So A Civil Campaign, which takes place on a distant planet in the future and Frederica, which is set in Regency England, are more alike than you'd expect. I'd actually pick up and consult the books for this comparison, but
1. I'm lazy
2. I just read them both**
3. the humor is my idea of fun, so I haven't forgotten those bits of the stories. Even though I'd stumble if someone asked me to sum up the Bujold book, because it was jammed with subplots, I did not forget that dinner scene. Nosirree.
The plots, eh, in the end they're both all about marriage. Granted the plot of Civil Campaign is more convoluted and has more characters. But there's love and courtship and the humorous scene that I'm thinking of -- Miles's disastrous dinner party--reminded me of the Lufra the Barcelona Collie scene. The way the people dealt with the physical funny bits was what mattered most.
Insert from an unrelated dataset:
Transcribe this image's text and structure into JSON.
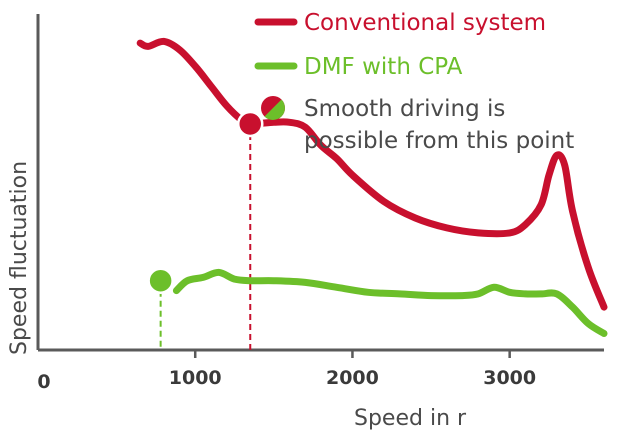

Yup, the humor in both books is physical. A jumping dog vs. some jumping bugs and a great many offended people. But it's the characters' reactions that make us laugh and the fact that these incidents make perfect sense given the set of people (or animals) that are integral to the story.
That's when that sort of body humor doesn't entirely work for me -- when it doesn't come out of the characters or plot, it just comes out of the blue. Slapstick humor, a man falling on a banana peel, can be sort of funny. But that stuff can be masterful and wonderful when you know how that banana peel got there and when you know what the man's response is, and/or the people watching him fall respond. That's what both authors do so beautifully. The slightly sly or ironic responses of characters. Nothing too obvious, usually. . .yessssssss, so pretty.
** I love them both. I'd read Frederica years ago and this was an audio book. The one thing I was disappointed by on my reread --> how often Frederica calls Alverstoke "odious" Heyer's heroines spend a great deal of time berating her heroes. It's old even when they are gurgling with laughter about it. I hadn't noticed that tendency until I reread the Reluctant Widow.